9.9 Any claim according to clause 68 and 69 of Orgalime SI2014 cannot in total exceed 15% of the price stated in the offer/order confirmation.
9.10 Regardless of whether software constitutes an integral part of a Product, forms part of another delivery or is supplied as a separate delivery, ELEKTROSERVICE.DK shall not be liable for such software meeting Purchaser’s specific or general requirements or for the use hereof being faultless or without disruption. ELEKTROSERVICE.DK’s liability for defects insoftware shall be limited to remedy or replacement delivery at ELEKTROSERVICE.DK’s option.
9.11 ELEKTROSERVICE.DK’s liability for defects shall not include errors or defects in the products or software of others where such products or software forms part of the products supplied. ELEKTROSERVICE.DK undertakes only to send on complaints to the supplier hereof.
9.12 If the delivery of Products has been altered or if servicing hereof has been attempted by others than ELEKTROSERVICE.DK or a repairer appointed by ELEKTROSERVICE.DK, ELEKTROSERVICE.DK may refuse to remedy free of charge, and ELEKTROSERVICE.DK’s liability for defects is annulled.
10. Commercial and product liability
10.1 Purchaser shall indemnify ELEKTROSERVICE.DK to the extent that ELEKTROSERVICE.DK incurs liability towards any third party in respect of any damage or loss for which ELEKTROSERVICE.DK is not liable towards Purchaser according to clauses a) and b) below.
10.2 ELEKTROSERVICE.DK shall not be liable for any damage caused by the products supplied:
a) to movable or immovable property where such damage occurs while the products supplied are in the possession of Purchaser;
b) to products manufactured by Purchaser or to products of which Purchaser’s products constitute a part, or damage to movable or immovable property where the damage is caused by such products as a result of the products supplied.
10.3 The said limitations in ELEKTROSERVICE.DK’s liability shall not apply in the event of gross negligence or wilful misconduct on the part of ELEKTROSERVICE.DK.
10.4 If ELEKTROSERVICE.DK shall indemnify Purchaser for claims from third parties, Purchaser is obliged to notify ELEKTROSERVICE.DK in writing no later than 14 days after receipt of the claim. Should Purchaser not comply with this, Purchaser forfeits the right to claim indemnification of ELEKTROSERVICE.DK.
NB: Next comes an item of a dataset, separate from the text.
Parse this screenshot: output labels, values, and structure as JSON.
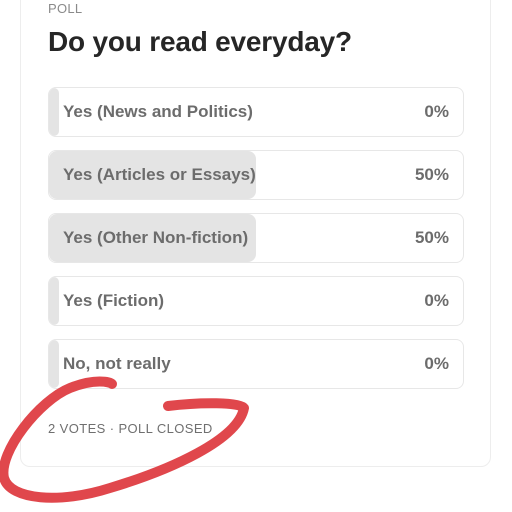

11. Limitation of liability
11.1 ELEKTROSERVICE.DK accepts no liability whether in contract, tort (including negligence) or otherwise for any of the following losses or damage on the part of Purchaser and any subsequent resellers, including, but not limited to: (i) loss of profits arising either directly or indirectly (ii) loss of business or of revenues arising either directly or indirectly (iii) Any losses, damages, costs or expenses to the extent that these are indirect losses, including but not limited to interest, loss of use, loss of data and the like, cost of capital, loss due to pollution, costs or liability in connection with interruption of operations, power failure and costs for replacement power.
11.2 ELEKTROSERVICE.DK’s total liability in respect of all claims whether arising from breach of contract, in tort (including negligence) or otherwise shall not exceed the total amount invoiced by ELEKTROSERVICE.DK to the Purchaser. If ELEKTROSERVICE.DK has performed work related to Products or Services which has not yet been invoiced the order price will constitute the maximum cap of liability.
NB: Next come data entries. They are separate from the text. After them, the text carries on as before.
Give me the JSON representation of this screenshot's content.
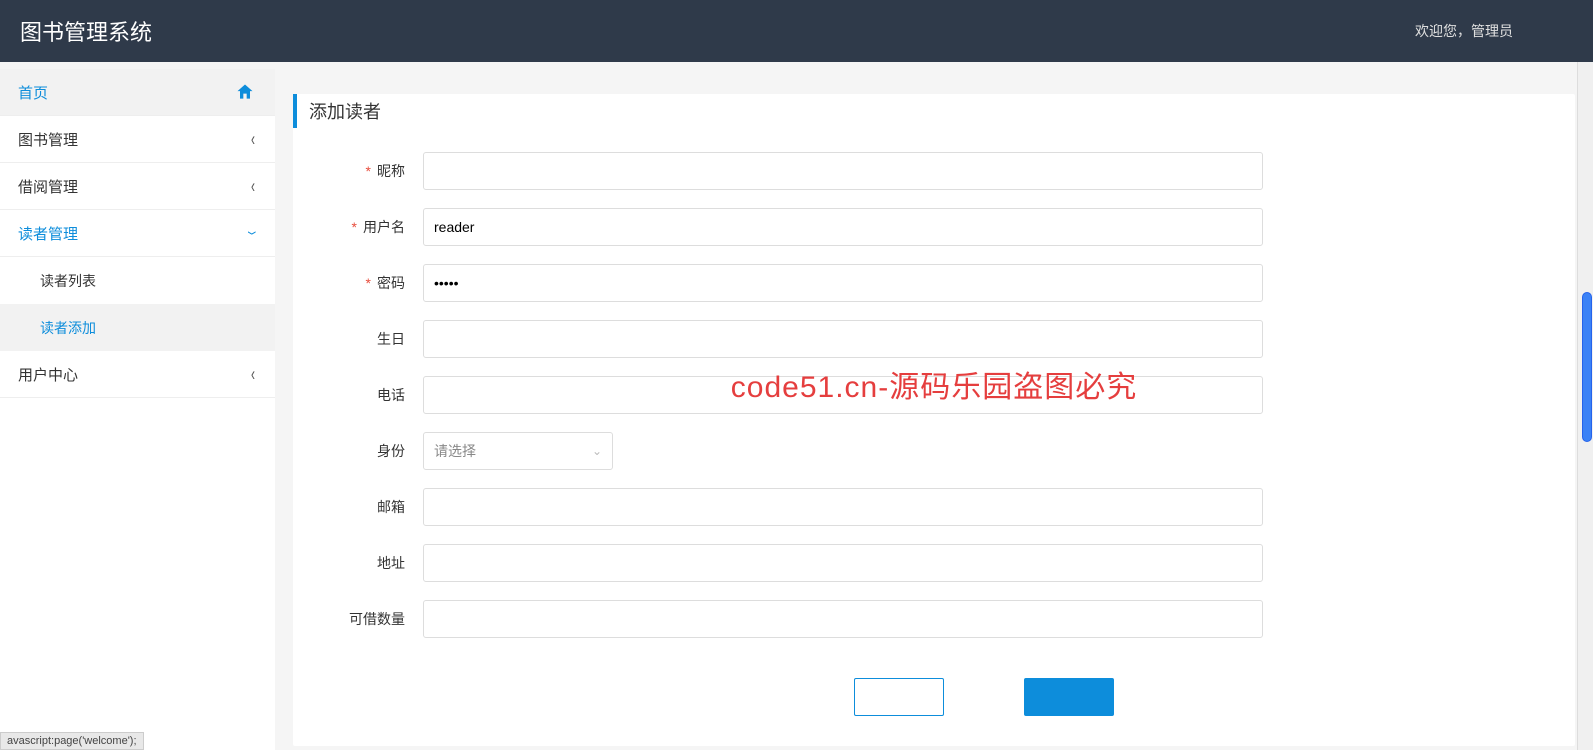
{
  "topbar": {
    "title": "图书管理系统",
    "welcome": "欢迎您，管理员"
  },
  "sidebar": {
    "home": "首页",
    "book_mgmt": "图书管理",
    "borrow_mgmt": "借阅管理",
    "reader_mgmt": "读者管理",
    "reader_list": "读者列表",
    "reader_add": "读者添加",
    "user_center": "用户中心"
  },
  "page": {
    "title": "添加读者"
  },
  "form": {
    "nickname": {
      "label": "昵称",
      "value": ""
    },
    "username": {
      "label": "用户名",
      "value": "reader"
    },
    "password": {
      "label": "密码",
      "value": "•••••"
    },
    "birthday": {
      "label": "生日",
      "value": ""
    },
    "phone": {
      "label": "电话",
      "value": ""
    },
    "identity": {
      "label": "身份",
      "placeholder": "请选择"
    },
    "email": {
      "label": "邮箱",
      "value": ""
    },
    "address": {
      "label": "地址",
      "value": ""
    },
    "borrow_qty": {
      "label": "可借数量",
      "value": ""
    }
  },
  "watermark": "code51.cn-源码乐园盗图必究",
  "statusbar": "avascript:page('welcome');"
}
12.1 If any provision of these General Conditions is held to be invalid or unenforceable in whole or in part the validity of the other provisions of these General Conditions and the remainder of the provision in question shall not be affected.
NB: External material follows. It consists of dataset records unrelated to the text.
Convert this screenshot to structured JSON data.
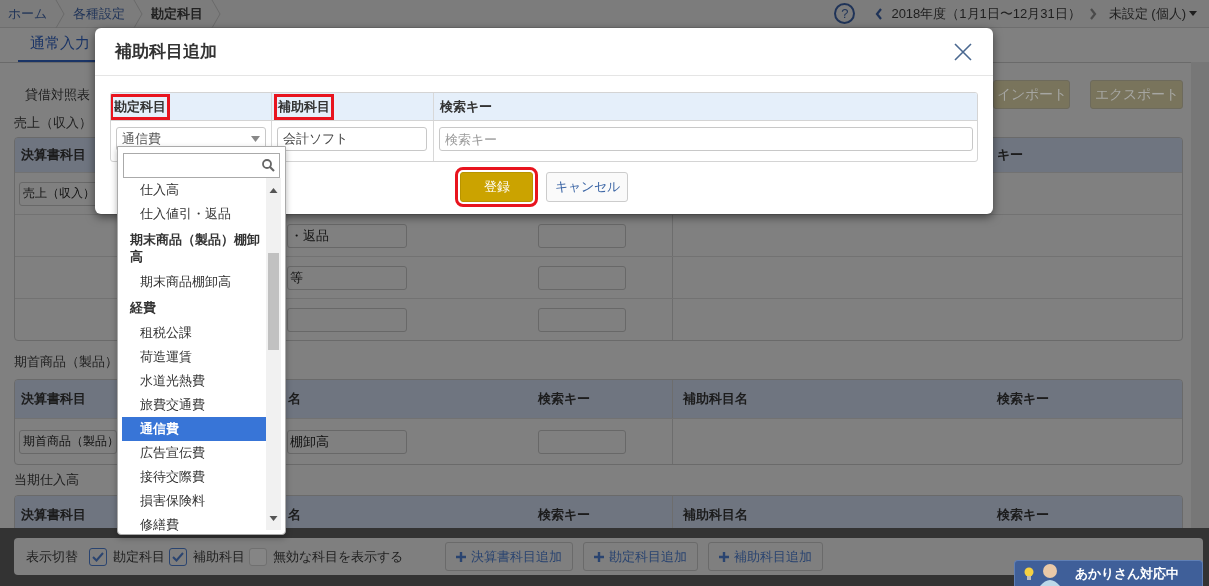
{
  "breadcrumbs": [
    {
      "label": "ホーム",
      "current": false
    },
    {
      "label": "各種設定",
      "current": false
    },
    {
      "label": "勘定科目",
      "current": true
    }
  ],
  "help_label": "?",
  "fiscal_year": "2018年度（1月1日〜12月31日）",
  "user": "未設定 (個人)",
  "tabs": [
    {
      "label": "通常入力",
      "selected": true
    }
  ],
  "sub_tab": "貸借対照表",
  "actions": [
    "インポート",
    "エクスポート"
  ],
  "sections": [
    {
      "title": "売上（収入）",
      "headers": {
        "column_1": "決算書科目",
        "column_5": "キー"
      },
      "rows": [
        {
          "column_1": {
            "kind": "input",
            "value": "売上（収入）"
          }
        },
        {
          "column_2": {
            "kind": "input",
            "value": "・返品"
          },
          "column_3": {
            "kind": "input"
          }
        },
        {
          "column_2": {
            "kind": "input",
            "value": "等"
          },
          "column_3": {
            "kind": "input"
          }
        },
        {
          "column_2": {
            "kind": "input"
          },
          "column_3": {
            "kind": "input"
          }
        }
      ]
    },
    {
      "title": "期首商品（製品）",
      "headers": {
        "column_1": "決算書科目",
        "column_2": "名",
        "column_3": "検索キー",
        "column_4": "補助科目名",
        "column_5": "検索キー"
      },
      "rows": [
        {
          "column_1": {
            "kind": "input",
            "value": "期首商品（製品）"
          },
          "column_2": {
            "kind": "input",
            "value": "棚卸高"
          },
          "column_3": {
            "kind": "input"
          }
        }
      ]
    },
    {
      "title": "当期仕入高",
      "headers": {
        "column_1": "決算書科目",
        "column_2": "名",
        "column_3": "検索キー",
        "column_4": "補助科目名",
        "column_5": "検索キー"
      },
      "rows": [
        {}
      ]
    }
  ],
  "modal": {
    "title": "補助科目追加",
    "headers": [
      {
        "label": "勘定科目",
        "highlighted": true
      },
      {
        "label": "補助科目",
        "highlighted": true
      },
      {
        "label": "検索キー",
        "highlighted": false
      }
    ],
    "fields": [
      {
        "kind": "select",
        "value": "通信費"
      },
      {
        "kind": "input",
        "value": "会計ソフト"
      },
      {
        "kind": "input",
        "placeholder": "検索キー"
      }
    ],
    "buttons": [
      {
        "label": "登録",
        "kind": "primary",
        "highlighted": true
      },
      {
        "label": "キャンセル",
        "kind": "secondary",
        "highlighted": false
      }
    ]
  },
  "dropdown": {
    "items": [
      {
        "label": "仕入高",
        "kind": "option",
        "selected": false
      },
      {
        "label": "仕入値引・返品",
        "kind": "option",
        "selected": false
      },
      {
        "label": "期末商品（製品）棚卸高",
        "kind": "group",
        "selected": false
      },
      {
        "label": "期末商品棚卸高",
        "kind": "option",
        "selected": false
      },
      {
        "label": "経費",
        "kind": "group",
        "selected": false
      },
      {
        "label": "租税公課",
        "kind": "option",
        "selected": false
      },
      {
        "label": "荷造運賃",
        "kind": "option",
        "selected": false
      },
      {
        "label": "水道光熱費",
        "kind": "option",
        "selected": false
      },
      {
        "label": "旅費交通費",
        "kind": "option",
        "selected": false
      },
      {
        "label": "通信費",
        "kind": "option",
        "selected": true
      },
      {
        "label": "広告宣伝費",
        "kind": "option",
        "selected": false
      },
      {
        "label": "接待交際費",
        "kind": "option",
        "selected": false
      },
      {
        "label": "損害保険料",
        "kind": "option",
        "selected": false
      },
      {
        "label": "修繕費",
        "kind": "option",
        "selected": false
      }
    ]
  },
  "bottom_bar": {
    "label": "表示切替",
    "toggles": [
      {
        "label": "勘定科目",
        "checked": true
      },
      {
        "label": "補助科目",
        "checked": true
      },
      {
        "label": "無効な科目を表示する",
        "checked": false
      }
    ],
    "buttons": [
      "決算書科目追加",
      "勘定科目追加",
      "補助科目追加"
    ]
  },
  "chat_badge": "あかりさん対応中"
}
13. Governing law and jurisdiction
13.1 Any disputes between the parties in connection with the agreement and related circumstances shall be settled according to Danish law and resolved exclusively by the Danish courts with the district court in Esbjerg as first instance.
15.1 The parties are not entitled to assign any right under these General Conditions without the prior written consent of the other party.
These terms are latest updated on 23 March 2023.